Students excel in three different categories

Trine University’s Humanities and Communication (HAC) department recently announced the winners of its Walter Cunningham Writing Contest. This is the sixth year for the contest, sponsored in conjunction with the Humanities Institute and the Writing Center.

First-, second- and third-place prizes and honorable mentions were awarded in academic, creative nonfiction, fiction and poetry categories. Authors’ names were removed to ensure fairness in judging and the entries were ranked by a panel of judges from across Trine’s campus.

Below is a list of the winners in each category, along with a description of their work. To read the full submissions, visit the HAC department’s online literary journal at inscriptionsjournal.org.

Academic

First place -- Elyse Buehrer, an Angola junior majoring in music.

Her submission is “Ambiguous Americans:  Cultural Identity in Argentina and the United States.” In this paper, Buehrer examines what it means to be an American through a comparison of the cultural identities of Argentineans with those of citizens of the United States.

Second place -- Deepal Mistry, an Elkhart graduate student studying engineering management.

His essay “How the Unmotivated Can Become Leaders” discusses the importance of “recognizing unmotivated individuals or unused talent” in the workplace and suggests the unmotivated worker is an untapped resource in many organizations that can be developed into an asset.

Third place -- Madison Fain, a Connersville freshman majoring in chemical engineering; Mariah Fenimore, a Rushville freshman majoring in civil engineering; Jake Shelley, a Brownsburg freshman majoring in civil engineering; Brennon Furnas, a Plainfield sophomore majoring in design engineering technology; Sam Loga, a Tawas City, Mich., freshman majoring in design engineering technology and Kallie Willits, an Auburn sophomore majoring in professional writing and English studies.
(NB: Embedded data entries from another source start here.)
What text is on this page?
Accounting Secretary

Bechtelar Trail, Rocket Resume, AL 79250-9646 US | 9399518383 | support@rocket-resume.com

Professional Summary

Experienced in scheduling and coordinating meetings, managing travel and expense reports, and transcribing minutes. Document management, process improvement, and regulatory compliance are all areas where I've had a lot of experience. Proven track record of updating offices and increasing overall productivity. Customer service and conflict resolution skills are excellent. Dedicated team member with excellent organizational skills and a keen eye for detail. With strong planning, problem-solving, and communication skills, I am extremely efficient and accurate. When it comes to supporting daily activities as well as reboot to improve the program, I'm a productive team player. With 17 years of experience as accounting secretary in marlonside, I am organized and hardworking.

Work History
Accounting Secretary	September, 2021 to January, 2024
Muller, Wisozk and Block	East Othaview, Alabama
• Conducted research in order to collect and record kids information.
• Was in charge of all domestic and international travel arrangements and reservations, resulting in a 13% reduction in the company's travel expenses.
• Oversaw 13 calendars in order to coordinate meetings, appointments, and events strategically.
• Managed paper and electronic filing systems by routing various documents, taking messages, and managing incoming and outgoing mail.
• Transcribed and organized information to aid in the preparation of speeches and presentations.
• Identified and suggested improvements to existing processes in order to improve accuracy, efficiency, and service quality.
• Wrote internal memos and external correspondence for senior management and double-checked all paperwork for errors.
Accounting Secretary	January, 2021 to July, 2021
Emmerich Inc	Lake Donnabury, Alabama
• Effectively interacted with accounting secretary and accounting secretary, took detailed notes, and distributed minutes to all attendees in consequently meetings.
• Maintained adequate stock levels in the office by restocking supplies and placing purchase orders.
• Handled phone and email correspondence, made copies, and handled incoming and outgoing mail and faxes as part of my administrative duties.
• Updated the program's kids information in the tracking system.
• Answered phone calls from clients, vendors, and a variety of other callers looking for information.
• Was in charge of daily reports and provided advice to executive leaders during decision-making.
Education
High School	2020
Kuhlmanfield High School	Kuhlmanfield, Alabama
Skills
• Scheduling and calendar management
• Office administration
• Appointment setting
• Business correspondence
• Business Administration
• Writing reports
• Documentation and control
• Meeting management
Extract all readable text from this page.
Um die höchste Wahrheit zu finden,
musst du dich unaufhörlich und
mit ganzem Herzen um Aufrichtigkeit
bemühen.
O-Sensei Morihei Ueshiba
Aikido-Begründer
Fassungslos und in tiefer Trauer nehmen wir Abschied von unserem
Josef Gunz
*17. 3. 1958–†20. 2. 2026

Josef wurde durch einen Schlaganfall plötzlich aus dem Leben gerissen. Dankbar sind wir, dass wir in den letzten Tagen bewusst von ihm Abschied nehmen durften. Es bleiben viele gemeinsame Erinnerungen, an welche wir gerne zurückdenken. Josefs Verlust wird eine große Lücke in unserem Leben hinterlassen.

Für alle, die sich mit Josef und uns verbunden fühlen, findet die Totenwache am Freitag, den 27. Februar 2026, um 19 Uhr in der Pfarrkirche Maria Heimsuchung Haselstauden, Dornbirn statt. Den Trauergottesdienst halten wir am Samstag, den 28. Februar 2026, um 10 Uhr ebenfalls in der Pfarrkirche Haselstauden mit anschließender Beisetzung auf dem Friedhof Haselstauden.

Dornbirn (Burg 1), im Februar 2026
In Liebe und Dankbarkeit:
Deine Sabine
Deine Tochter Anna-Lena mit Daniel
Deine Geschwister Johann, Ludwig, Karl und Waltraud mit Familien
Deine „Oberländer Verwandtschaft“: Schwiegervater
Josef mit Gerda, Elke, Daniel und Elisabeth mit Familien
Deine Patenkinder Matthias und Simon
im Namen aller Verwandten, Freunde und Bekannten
Written as the final group project for technical communication, “Get Fit Trine: Proposal to Increase the Amount of Physical Activity and Increase Physical Education for Trine Students” encourages “physical activity through physical and mental weekly group challenges that allow students to learn how to properly exercise and have fun while doing it. The program specifically targets nonathletes and those students who do not describe themselves as active, but is open to all students.”

Honorable mention -- Luke Fimreite, a McCordsville junior majoring in business administration.

Using the concept of framing, Fimreite explains why the political satire Jon Stewart presents on The Daily Show appeals to young viewers in his essay “Frame Analysis of a Persuasive Artifact: Jon Stewart.”

Honorable mention -- Tyler Marx, a Waterville, Ohio, junior majoring in social studies education.

In his paper “The Eternal Dispute: Constitutional Interpretation,” Marx outlines the historical significance of the U.S. Constitution and the major conflicts that have arisen because of differences in its interpretation. 

Creative Nonfiction

First place -- Jayden Lilly, a Butler sophomore majoring in sports management.

In “This Old Faded Ball” a young man reflects on a strange Christmas gift from his father and the lessons he learned because of it.

Fiction

First place -- August Buehrer, an Angola sophomore majoring in music.

In her piece “The Webspinner,” two doctors disagree about the way to reach the silent and mysterious Camille.

Second place -- Nicole Walters, a Sunbury, Ohio, junior majoring in chemical engineering.

In “The Lady of the Wood,” Grandfather shares the story of the Lady as he sits by the fireside.

Poetry

First place -- Megan Miller, an Angola freshman majoring in music.

Her delightful poem “Wonderland” playfully welcomes the reader to enter a world of wonder and whimsy. 

Second place -- August Buehrer

In “The Sound of Rain,” the sound of falling rain is heard through the author’s skillful use of rhythm, meter and rhyme.

Third place -- Christopher Hull, a Columbus junior majoring in mechanical engineering.

Through the use of narrative vignettes, “Silence: Bliss or Curse” shows the different ways that silence affects us.

Honorable mention -- Alison Falls, a Fremont freshman majoring in professional writing and English studies.

“8:00 a.m.” and “The Dropping of a Pebble” are two short poems that explore the beauty of nature and the power of a solitary droplet.